The General Assembly is now expected to adopt a resolution in September, 2017, that will establish a new, multi-year schedule of consultations and discussions about the details of these important questions.
“It is disappointing that the UN was not able to follow through on its commitments to enhance the ability of indigenous peoples’ governments and representative institutions to contribute to the UN’s work,” said Karla General, Indian Law Resource Center attorney. “Despite being some of the first governments of the world, indigenous peoples’ governance institutions are among the last to be afforded access to the UN. Yet, we are encouraged to see there will be a clear calendar for continued discussions of this matter in the coming years. There is much work to be done to secure a good outcome, and we remain committed to working with indigenous peoples around the world and with all member states to do so.”
Indigenous peoples and member states have been consulting and working on developing common language on participation since the World Conference on Indigenous Peoples in 2014. In May, an initial first draft of the resolution, based on input from indigenous peoples, member states, and UN agencies, was submitted for consideration by member states. After many negotiations and multiple revisions, states reached an impasse on the question of a no-objection procedure, a mechanism that would allow a member state to secretly exclude an applicant from being credentialed to participate at the UN without providing any reasons. Because this process is secret, the no-objection procedure would effectively shield the objecting member state from political retribution and public scrutiny.

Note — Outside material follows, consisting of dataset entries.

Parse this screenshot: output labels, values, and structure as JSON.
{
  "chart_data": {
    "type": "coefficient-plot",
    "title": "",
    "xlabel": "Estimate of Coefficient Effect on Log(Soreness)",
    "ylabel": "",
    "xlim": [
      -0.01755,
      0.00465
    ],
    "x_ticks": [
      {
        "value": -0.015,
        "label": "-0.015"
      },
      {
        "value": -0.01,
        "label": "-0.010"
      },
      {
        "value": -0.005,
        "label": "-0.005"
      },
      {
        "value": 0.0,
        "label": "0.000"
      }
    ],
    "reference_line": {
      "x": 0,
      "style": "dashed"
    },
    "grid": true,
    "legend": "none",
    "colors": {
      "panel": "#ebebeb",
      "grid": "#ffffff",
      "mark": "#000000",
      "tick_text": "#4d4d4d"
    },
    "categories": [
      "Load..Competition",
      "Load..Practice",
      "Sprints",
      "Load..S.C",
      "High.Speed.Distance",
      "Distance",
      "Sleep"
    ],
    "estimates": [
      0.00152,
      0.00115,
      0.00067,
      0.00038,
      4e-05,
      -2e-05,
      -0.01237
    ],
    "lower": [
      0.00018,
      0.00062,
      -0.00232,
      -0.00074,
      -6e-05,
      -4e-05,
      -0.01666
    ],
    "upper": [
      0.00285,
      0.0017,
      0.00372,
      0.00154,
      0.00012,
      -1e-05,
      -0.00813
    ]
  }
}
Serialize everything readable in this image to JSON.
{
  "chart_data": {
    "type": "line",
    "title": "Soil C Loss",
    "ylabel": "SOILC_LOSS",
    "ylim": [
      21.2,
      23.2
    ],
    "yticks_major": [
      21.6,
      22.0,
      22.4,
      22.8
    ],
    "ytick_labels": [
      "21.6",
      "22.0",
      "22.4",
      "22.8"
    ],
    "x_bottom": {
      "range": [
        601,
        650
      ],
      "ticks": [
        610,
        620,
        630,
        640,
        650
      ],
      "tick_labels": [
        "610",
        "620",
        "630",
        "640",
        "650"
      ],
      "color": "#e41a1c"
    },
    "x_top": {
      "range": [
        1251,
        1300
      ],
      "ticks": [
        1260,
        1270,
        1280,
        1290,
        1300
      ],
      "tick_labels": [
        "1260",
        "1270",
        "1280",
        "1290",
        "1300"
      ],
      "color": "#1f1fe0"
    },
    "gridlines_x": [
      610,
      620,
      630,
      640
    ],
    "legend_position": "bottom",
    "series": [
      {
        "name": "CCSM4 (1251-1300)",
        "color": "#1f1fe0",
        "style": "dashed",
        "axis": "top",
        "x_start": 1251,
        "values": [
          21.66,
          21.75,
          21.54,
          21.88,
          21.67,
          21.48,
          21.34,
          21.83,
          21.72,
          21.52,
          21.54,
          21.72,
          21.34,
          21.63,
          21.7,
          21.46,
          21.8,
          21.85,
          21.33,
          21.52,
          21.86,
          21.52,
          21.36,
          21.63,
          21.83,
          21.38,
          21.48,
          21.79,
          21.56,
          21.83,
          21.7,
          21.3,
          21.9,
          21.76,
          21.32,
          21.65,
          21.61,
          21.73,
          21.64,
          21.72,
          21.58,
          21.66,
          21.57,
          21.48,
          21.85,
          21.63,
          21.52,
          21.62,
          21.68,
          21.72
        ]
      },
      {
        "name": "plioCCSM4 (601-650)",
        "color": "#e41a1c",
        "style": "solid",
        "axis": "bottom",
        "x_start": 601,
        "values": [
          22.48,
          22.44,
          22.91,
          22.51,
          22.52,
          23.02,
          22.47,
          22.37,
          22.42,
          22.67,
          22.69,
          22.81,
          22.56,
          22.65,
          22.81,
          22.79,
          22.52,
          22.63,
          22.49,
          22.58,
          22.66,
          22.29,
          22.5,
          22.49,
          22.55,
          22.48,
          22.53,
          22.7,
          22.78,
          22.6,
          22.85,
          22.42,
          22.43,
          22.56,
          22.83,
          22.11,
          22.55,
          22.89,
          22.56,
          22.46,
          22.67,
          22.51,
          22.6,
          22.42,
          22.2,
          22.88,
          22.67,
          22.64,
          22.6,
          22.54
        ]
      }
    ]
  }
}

Because of the lack of consensus, the draft resolution simply commits the General Assembly to continue consideration of the issue in the coming years, and delays any actual decision on participation until the 75th Session of the General Assembly, which begins September 2020 and ends September 2021. In the interim, the Secretary-General is tasked with coordinating regional consultations with indigenous peoples and producing a report with recommendations informed by the results of the regional consultations and the 2017 consultations. In addition, the draft resolution asks the President of the General Assembly to conduct three interactive hearings among member states and indigenous peoples during the Permanent Forum on Indigenous Issues’ annual sessions in 2018-2020. The results of the consultations, the Secretary-General’s report, and the hearings are all intended to contribute to future consideration of the issue.